Other places where Blomkamp’s film diverge from reality are less sunny: Gran Turismo has faced criticism for its framing of the 2015 incident in which Mardenborough’s car went off the track at the Nürburgring Nordschleife race, killing a spectator. Mardenborough has said in interviews that he felt that not including the incident—which, in its practical details, is presented true-to-life in the film—would have been a “disservice to the audience.” But critics have pointed out that the real-life accident happened years after Mardenborough was already an established driver, while the film presents it as his very first professional race, re-contextualizing it as a painful obstacle to be overcome on his path to glory.

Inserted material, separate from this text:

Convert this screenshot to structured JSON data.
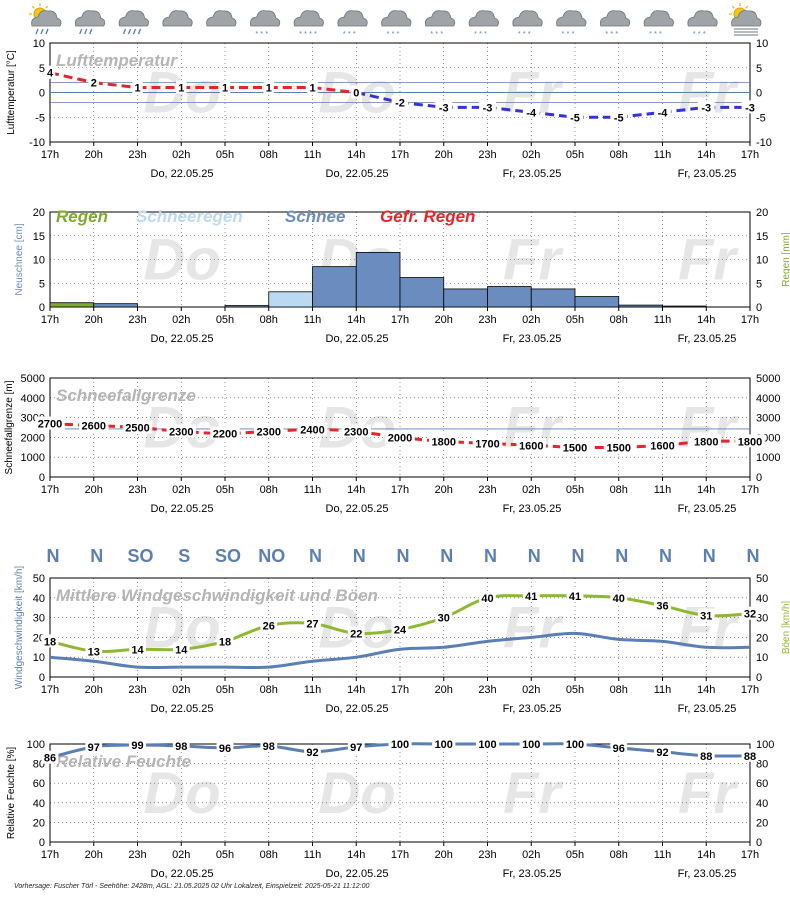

It’s an odd choice, since Mardenborough’s life is already as dramatic as a film like Gran Turismo might need, and the story of GT Academy compelling enough that it wasn’t in any great need of the biopic’s typical bag of tricks. The fact is that it would have been very easy for Nissan and Sony to have created something fake out of the GT Academy concept—paying lip service to the idea of putting fans into the seats of real cars without ever giving them a genuine shot at competing. Instead, a huge number of trainers, executives, support staff, coaches, and many others (who’ve been loosely condensed down into Bloom and Harbour for the movie) put their blood, sweat, and tears into testing the basic premise that skills as a video game driver could translate onto the track. It’s a fascinating idea, and one that Blomkamp’s movie mostly presents fairly, even if its positioning as a Jann Mardenborough biopic sometimes eclipses its place as a Gran Turismo film.